Il estime que ces violences ont dépassé le cadre isolé et individuel pour devenir un véritable phénomène avec l'émergence de groupes assez nombreux, bien organisés, bien encadrés et armés, pas en armes à feu, mais en armes blanches redoutables (sabre et couteaux lourds), gros bâtons, cocktails Molotov).
Certains n'hésitent pas à dire que la faute incombe à l'approche sélective des décideurs au ministère de l'Intérieur qui observent une grande célérité dans le traitement de certaines affaires et font un black out dans d'autres.
Pour sa part le ministre de l'Intérieur, Ali Laârayedh, assure que des patrouilles quotidiennes ont conduit, jusqu'à présent, à l'arrestation de près de 300 personnes tout en indiquant qu'il « y aura encore des casses dans les jours à venir » et que les actes de violence ne sont pas prêts de s'arrêter de sitôt, appelant toutes les parties politiques et sociales à jouer leur rôle dans la prévention contre le terrorisme et à ne pas accuser les forces de l'ordre d'être l'unique responsable.
Il est à rappeler que, selon la version de sources sécuritaires, les affrontements ont éclaté à Douar Hicher suite à l'annonce de l'arrestation d'un des salafistes ayant agressé le commandant Wissem Ben Slimane. Autrement dit, l'accusation est claire et directe contre les groupes salafistes qui, à leur tour, accusent « Kamel Letaïef d'être derrière cette tension et, derrière lui, se trouvent plusieurs officiers du ministère de l'Intérieur à sa solde et à la solde de services de renseignement étrangers ».

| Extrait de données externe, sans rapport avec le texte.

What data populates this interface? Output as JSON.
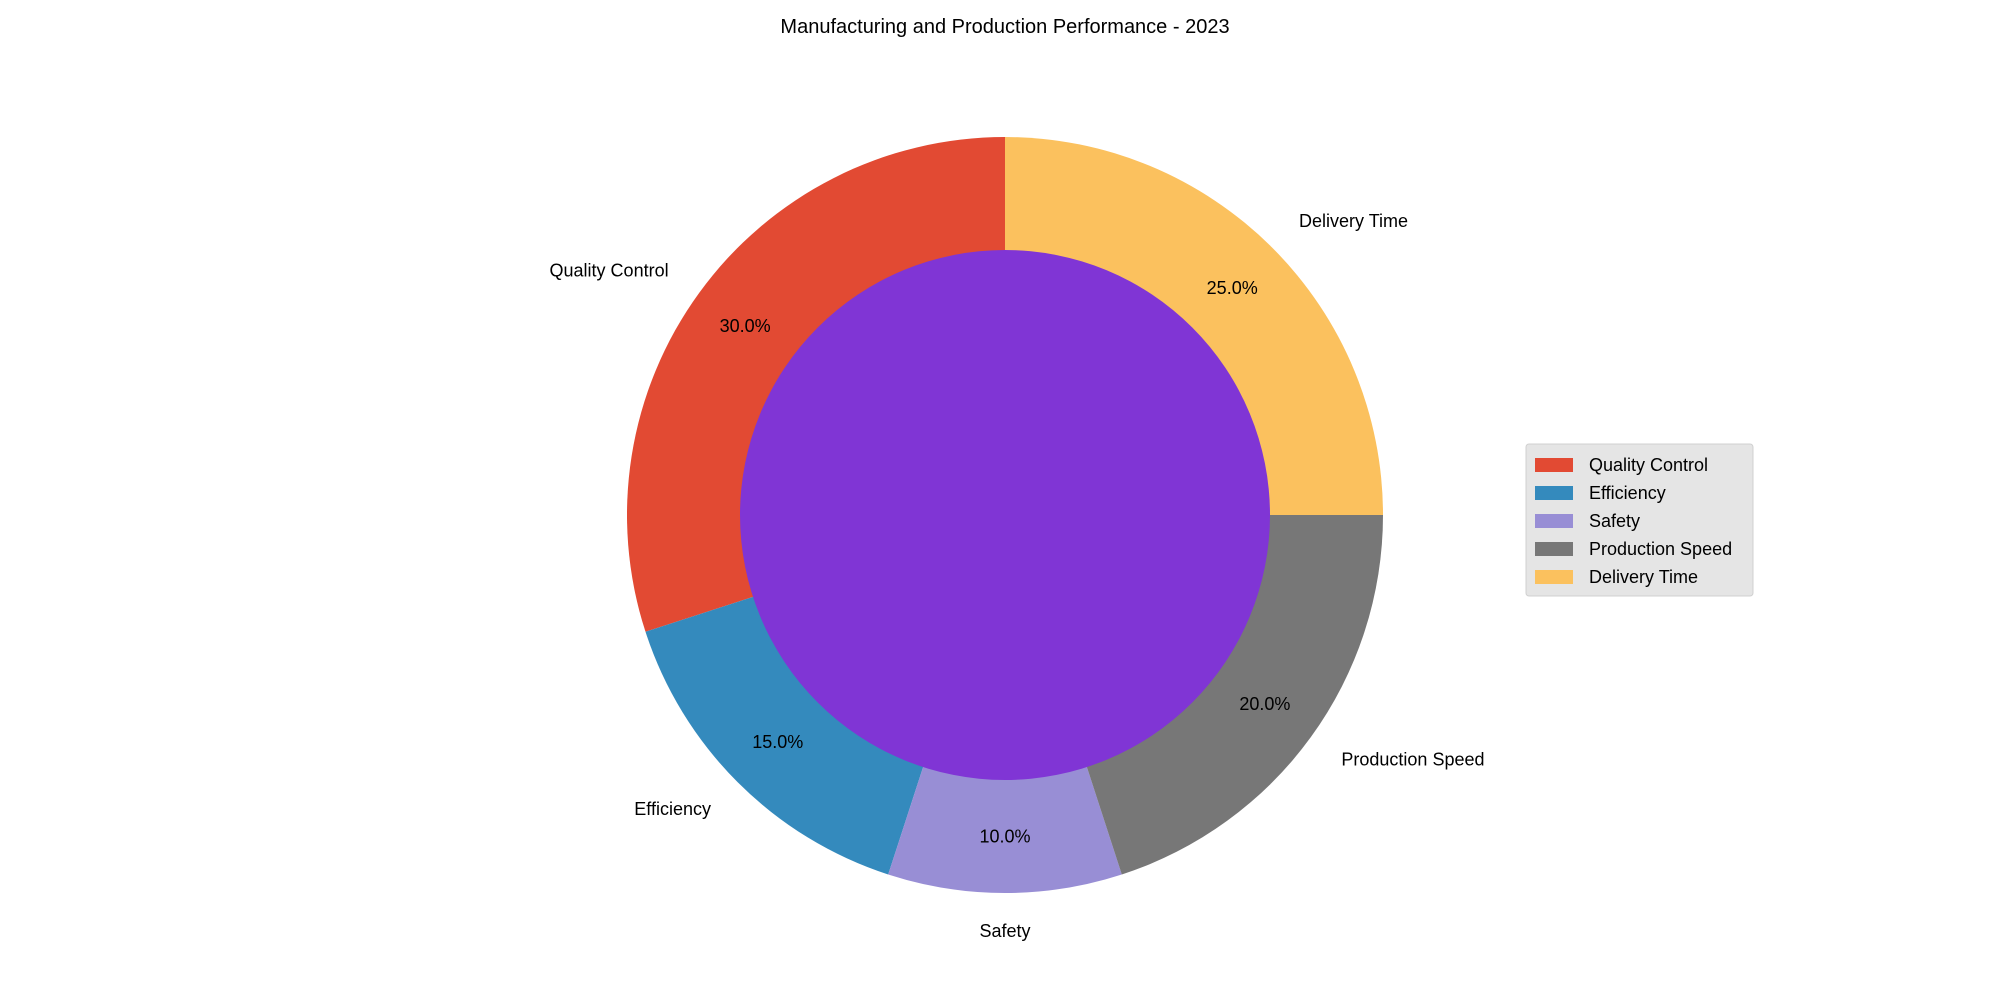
{
  "chart_data": {
    "type": "pie",
    "title": "Manufacturing and Production Performance - 2023",
    "style": "donut",
    "start_angle_deg": 90,
    "direction": "counterclockwise",
    "center_color": "#8035d5",
    "slices": [
      {
        "label": "Quality Control",
        "value": 30,
        "pct_label": "30.0%",
        "color": "#e24a33"
      },
      {
        "label": "Efficiency",
        "value": 15,
        "pct_label": "15.0%",
        "color": "#348abd"
      },
      {
        "label": "Safety",
        "value": 10,
        "pct_label": "10.0%",
        "color": "#988ed5"
      },
      {
        "label": "Production Speed",
        "value": 20,
        "pct_label": "20.0%",
        "color": "#777777"
      },
      {
        "label": "Delivery Time",
        "value": 25,
        "pct_label": "25.0%",
        "color": "#fbc15e"
      }
    ],
    "legend": {
      "placement": "right",
      "entries": [
        "Quality Control",
        "Efficiency",
        "Safety",
        "Production Speed",
        "Delivery Time"
      ]
    }
  }
}
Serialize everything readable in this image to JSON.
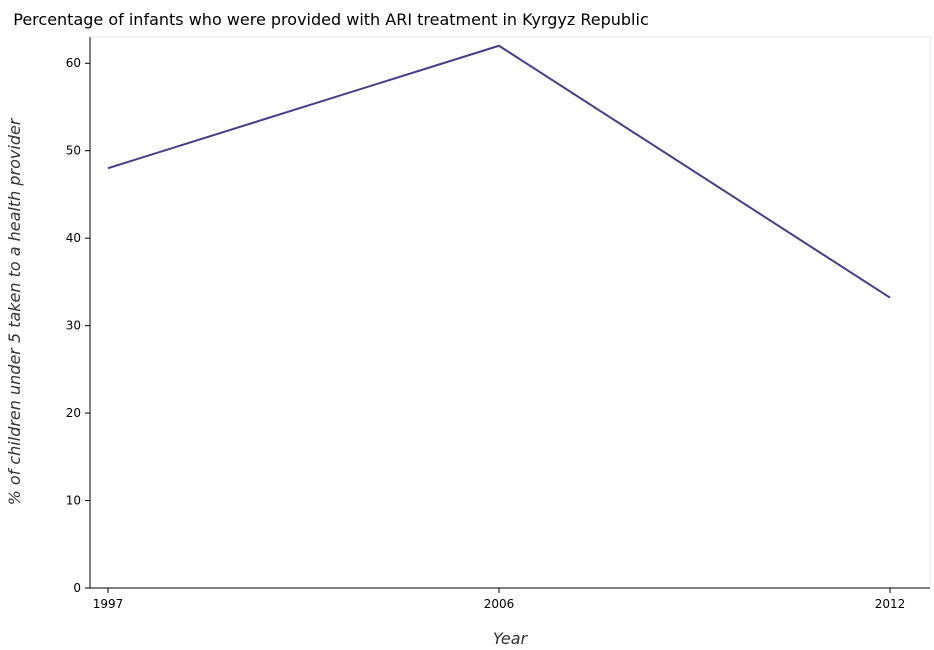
{
  "chart_data": {
    "type": "line",
    "title": "Percentage of infants who were provided with ARI treatment in Kyrgyz Republic",
    "xlabel": "Year",
    "ylabel": "% of children under 5 taken to a health provider",
    "categories": [
      "1997",
      "2006",
      "2012"
    ],
    "series": [
      {
        "values": [
          48.0,
          62.0,
          33.2
        ],
        "color": "#4b3b88"
      }
    ],
    "yticks": [
      0,
      10,
      20,
      30,
      40,
      50,
      60
    ],
    "ylim": [
      0,
      63
    ],
    "grid": false,
    "legend": "none"
  }
}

Les seuls responsables de l'escalade, toujours selon un des chefs salafistes, « sont les contre-révolutionnaires de Nidaa Tounes qui veulent que le sang salafiste soit le carburant d'une bataille électorale ».

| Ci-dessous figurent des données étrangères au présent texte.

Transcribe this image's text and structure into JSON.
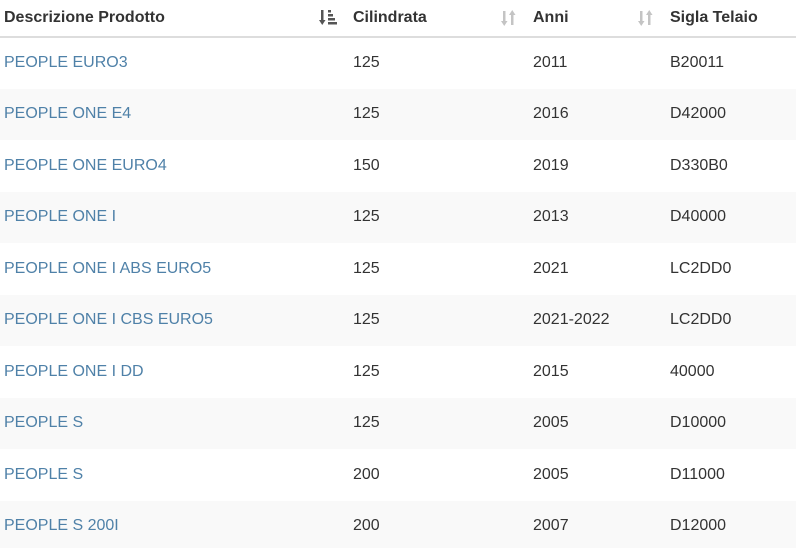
{
  "table": {
    "headers": {
      "descrizione": "Descrizione Prodotto",
      "cilindrata": "Cilindrata",
      "anni": "Anni",
      "sigla": "Sigla Telaio"
    },
    "icons": {
      "descrizione_sort": "sort-amount-desc-icon",
      "cilindrata_sort": "sort-icon",
      "anni_sort": "sort-icon"
    },
    "colors": {
      "link": "#4f81a8",
      "stripe": "#f9f9f9",
      "text": "#333333",
      "icon_active": "#555555",
      "icon_inactive": "#c4c4c4"
    },
    "rows": [
      {
        "descrizione": "PEOPLE EURO3",
        "cilindrata": "125",
        "anni": "2011",
        "sigla": "B20011"
      },
      {
        "descrizione": "PEOPLE ONE E4",
        "cilindrata": "125",
        "anni": "2016",
        "sigla": "D42000"
      },
      {
        "descrizione": "PEOPLE ONE EURO4",
        "cilindrata": "150",
        "anni": "2019",
        "sigla": "D330B0"
      },
      {
        "descrizione": "PEOPLE ONE I",
        "cilindrata": "125",
        "anni": "2013",
        "sigla": "D40000"
      },
      {
        "descrizione": "PEOPLE ONE I ABS EURO5",
        "cilindrata": "125",
        "anni": "2021",
        "sigla": "LC2DD0"
      },
      {
        "descrizione": "PEOPLE ONE I CBS EURO5",
        "cilindrata": "125",
        "anni": "2021-2022",
        "sigla": "LC2DD0"
      },
      {
        "descrizione": "PEOPLE ONE I DD",
        "cilindrata": "125",
        "anni": "2015",
        "sigla": "40000"
      },
      {
        "descrizione": "PEOPLE S",
        "cilindrata": "125",
        "anni": "2005",
        "sigla": "D10000"
      },
      {
        "descrizione": "PEOPLE S",
        "cilindrata": "200",
        "anni": "2005",
        "sigla": "D11000"
      },
      {
        "descrizione": "PEOPLE S 200I",
        "cilindrata": "200",
        "anni": "2007",
        "sigla": "D12000"
      }
    ]
  }
}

A propos de cette affaire, elle est encore trop floue et les premiers éléments laissent entendre que certains voudraient donc accabler l'homme d'affaires Kamel Letaïef. Ce dernier déclare son innocence de tout ce qu'on veut lui imputer et crie, à son tour, au complot.
Qui croire ? Difficile de trancher tant que les deux principaux départements concernés, en l'occurrence ceux de l'Intérieur et de la Justice n'apportent pas leur aide pour éclairer l'opinion publique par des informations précises et étayées.

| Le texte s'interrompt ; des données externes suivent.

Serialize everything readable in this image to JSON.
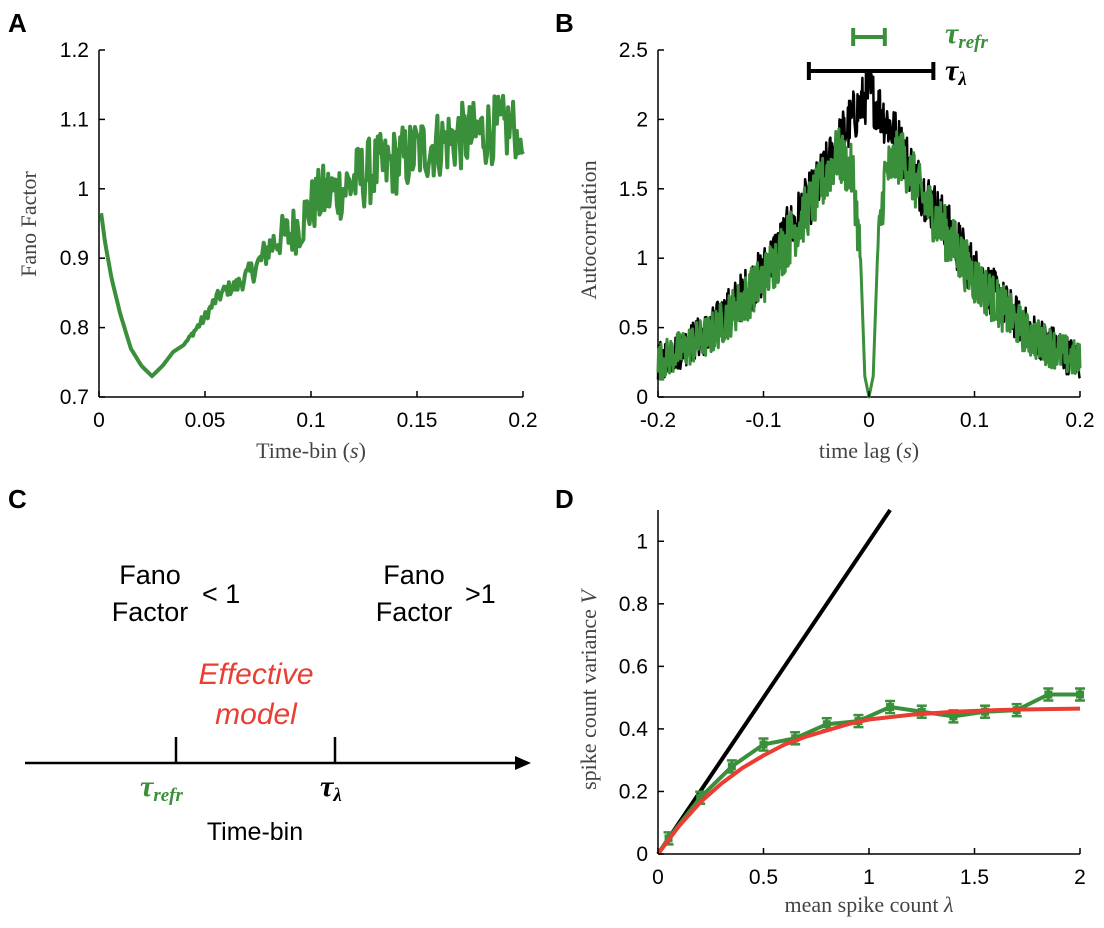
{
  "colors": {
    "green": "#3a8f3a",
    "black": "#000000",
    "red": "#ea3d33"
  },
  "panels": {
    "A": {
      "letter": "A"
    },
    "B": {
      "letter": "B",
      "tau_refr_label": "τ",
      "tau_refr_sub": "refr",
      "tau_lambda_label": "τ",
      "tau_lambda_sub": "λ"
    },
    "C": {
      "letter": "C",
      "left_text_1": "Fano",
      "left_text_2": "Factor",
      "left_rel": "< 1",
      "right_text_1": "Fano",
      "right_text_2": "Factor",
      "right_rel": ">1",
      "effective_1": "Effective",
      "effective_2": "model",
      "tau_refr_label": "τ",
      "tau_refr_sub": "refr",
      "tau_lambda_label": "τ",
      "tau_lambda_sub": "λ",
      "axis_label": "Time-bin"
    },
    "D": {
      "letter": "D"
    }
  },
  "chart_data": [
    {
      "panel": "A",
      "type": "line",
      "xlabel": "Time-bin (s)",
      "ylabel": "Fano Factor",
      "xlim": [
        0,
        0.2
      ],
      "ylim": [
        0.7,
        1.2
      ],
      "xticks": [
        "0",
        "0.05",
        "0.1",
        "0.15",
        "0.2"
      ],
      "yticks": [
        "0.7",
        "0.8",
        "0.9",
        "1",
        "1.1",
        "1.2"
      ],
      "series": [
        {
          "color": "#3a8f3a",
          "x": [
            0.001,
            0.003,
            0.006,
            0.01,
            0.015,
            0.02,
            0.025,
            0.03,
            0.035,
            0.04,
            0.045,
            0.05,
            0.055,
            0.06,
            0.065,
            0.07,
            0.075,
            0.08,
            0.085,
            0.09,
            0.095,
            0.1,
            0.105,
            0.11,
            0.115,
            0.12,
            0.125,
            0.13,
            0.135,
            0.14,
            0.145,
            0.15,
            0.155,
            0.16,
            0.165,
            0.17,
            0.175,
            0.18,
            0.185,
            0.19,
            0.195,
            0.2
          ],
          "y": [
            0.965,
            0.92,
            0.87,
            0.82,
            0.77,
            0.745,
            0.73,
            0.745,
            0.765,
            0.775,
            0.795,
            0.815,
            0.84,
            0.855,
            0.86,
            0.875,
            0.89,
            0.915,
            0.93,
            0.935,
            0.95,
            0.975,
            0.99,
            0.995,
            1.0,
            1.01,
            1.02,
            1.03,
            1.03,
            1.04,
            1.045,
            1.055,
            1.06,
            1.065,
            1.07,
            1.075,
            1.075,
            1.08,
            1.085,
            1.085,
            1.09,
            1.05
          ],
          "noise": [
            0,
            0,
            0,
            0,
            0,
            0,
            0,
            0,
            0,
            0,
            0.005,
            0.008,
            0.01,
            0.01,
            0.012,
            0.015,
            0.02,
            0.025,
            0.03,
            0.035,
            0.04,
            0.04,
            0.045,
            0.045,
            0.045,
            0.05,
            0.05,
            0.05,
            0.05,
            0.05,
            0.05,
            0.05,
            0.05,
            0.05,
            0.05,
            0.05,
            0.05,
            0.05,
            0.05,
            0.05,
            0.05,
            0
          ]
        }
      ]
    },
    {
      "panel": "B",
      "type": "line",
      "xlabel": "time lag (s)",
      "ylabel": "Autocorrelation",
      "xlim": [
        -0.2,
        0.2
      ],
      "ylim": [
        0,
        2.5
      ],
      "xticks": [
        "-0.2",
        "-0.1",
        "0",
        "0.1",
        "0.2"
      ],
      "yticks": [
        "0",
        "0.5",
        "1",
        "1.5",
        "2",
        "2.5"
      ],
      "series": [
        {
          "color": "#000000",
          "x": [
            -0.2,
            -0.15,
            -0.1,
            -0.05,
            -0.02,
            0,
            0.02,
            0.05,
            0.1,
            0.15,
            0.2
          ],
          "y": [
            0.25,
            0.48,
            0.9,
            1.5,
            1.95,
            2.2,
            1.95,
            1.5,
            0.9,
            0.48,
            0.25
          ],
          "noise": 0.2
        },
        {
          "color": "#3a8f3a",
          "x": [
            -0.2,
            -0.15,
            -0.1,
            -0.05,
            -0.03,
            -0.015,
            -0.008,
            -0.004,
            0,
            0.004,
            0.008,
            0.015,
            0.03,
            0.05,
            0.1,
            0.15,
            0.2
          ],
          "y": [
            0.25,
            0.45,
            0.85,
            1.45,
            1.75,
            1.6,
            1.0,
            0.15,
            0.0,
            0.15,
            1.0,
            1.6,
            1.75,
            1.45,
            0.85,
            0.45,
            0.25
          ],
          "noise": 0.2
        }
      ],
      "annotations": [
        {
          "label": "τrefr",
          "color": "#3a8f3a",
          "x_from": -0.015,
          "x_to": 0.015
        },
        {
          "label": "τλ",
          "color": "#000000",
          "x_from": -0.057,
          "x_to": 0.061
        }
      ]
    },
    {
      "panel": "D",
      "type": "line",
      "xlabel": "mean spike count λ",
      "ylabel": "spike count variance V",
      "xlim": [
        0,
        2
      ],
      "ylim": [
        0,
        1.1
      ],
      "xticks": [
        "0",
        "0.5",
        "1",
        "1.5",
        "2"
      ],
      "yticks": [
        "0",
        "0.2",
        "0.4",
        "0.6",
        "0.8",
        "1"
      ],
      "series": [
        {
          "color": "#000000",
          "x": [
            0,
            1.1
          ],
          "y": [
            0,
            1.1
          ]
        },
        {
          "color": "#3a8f3a",
          "x": [
            0,
            0.05,
            0.2,
            0.35,
            0.5,
            0.65,
            0.8,
            0.95,
            1.1,
            1.25,
            1.4,
            1.55,
            1.7,
            1.85,
            2.0
          ],
          "y": [
            0,
            0.05,
            0.18,
            0.28,
            0.35,
            0.37,
            0.415,
            0.425,
            0.47,
            0.455,
            0.44,
            0.455,
            0.46,
            0.51,
            0.51
          ]
        },
        {
          "color": "#ea3d33",
          "x": [
            0,
            0.1,
            0.2,
            0.3,
            0.4,
            0.5,
            0.6,
            0.7,
            0.8,
            0.9,
            1.0,
            1.2,
            1.4,
            1.6,
            1.8,
            2.0
          ],
          "y": [
            0,
            0.09,
            0.165,
            0.225,
            0.275,
            0.315,
            0.35,
            0.375,
            0.395,
            0.415,
            0.43,
            0.445,
            0.455,
            0.46,
            0.463,
            0.465
          ]
        }
      ]
    }
  ]
}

Mais il faut dire que les politiciens ont une lourde responsabilité à assumer dans cette ambiance malsaine qui règne en Tunisie. Lorsque les citoyens voient et entendent, à longueur de journée, les responsables des partis politiques et les élus à l'Assemblée nationale constituante se lancer dans des accusations et des dénigrements, souvent gratuits, sans arguments et dans l'impunité la plus totale, cela donne un mauvais exemple.
Il ne faut pas oublier, non plus, le rôle néfaste des comités de protection de la révolution qui manifestent à sens unique en faveur du pouvoir et s'attaquent à tous ceux qui s'y opposent, plus particulièrement Nidaa Tounes et ses membres depuis sa création.
Et lorsque l'on entend que des membres de la Troïka défendent, bec et ongles, ces comités, alors qu'il est avéré que ces mêmes comités se transforment en milices pour attaquer tout ce qui est anti-Troïka, et que théoriquement ils n'ont plus aucune raison d'être après les élections du 23 octobre 2011, cela donne à réfléchir quant à la nature des relations entre ces comités et les trois composantes du gouvernement en place.
Tous ces développements devraient inciter toutes les parties prenantes à observer un minimum de sagesse et de retenue, car au rythme où vont les choses, le sang tunisien risque, malheureusement, de couler davantage.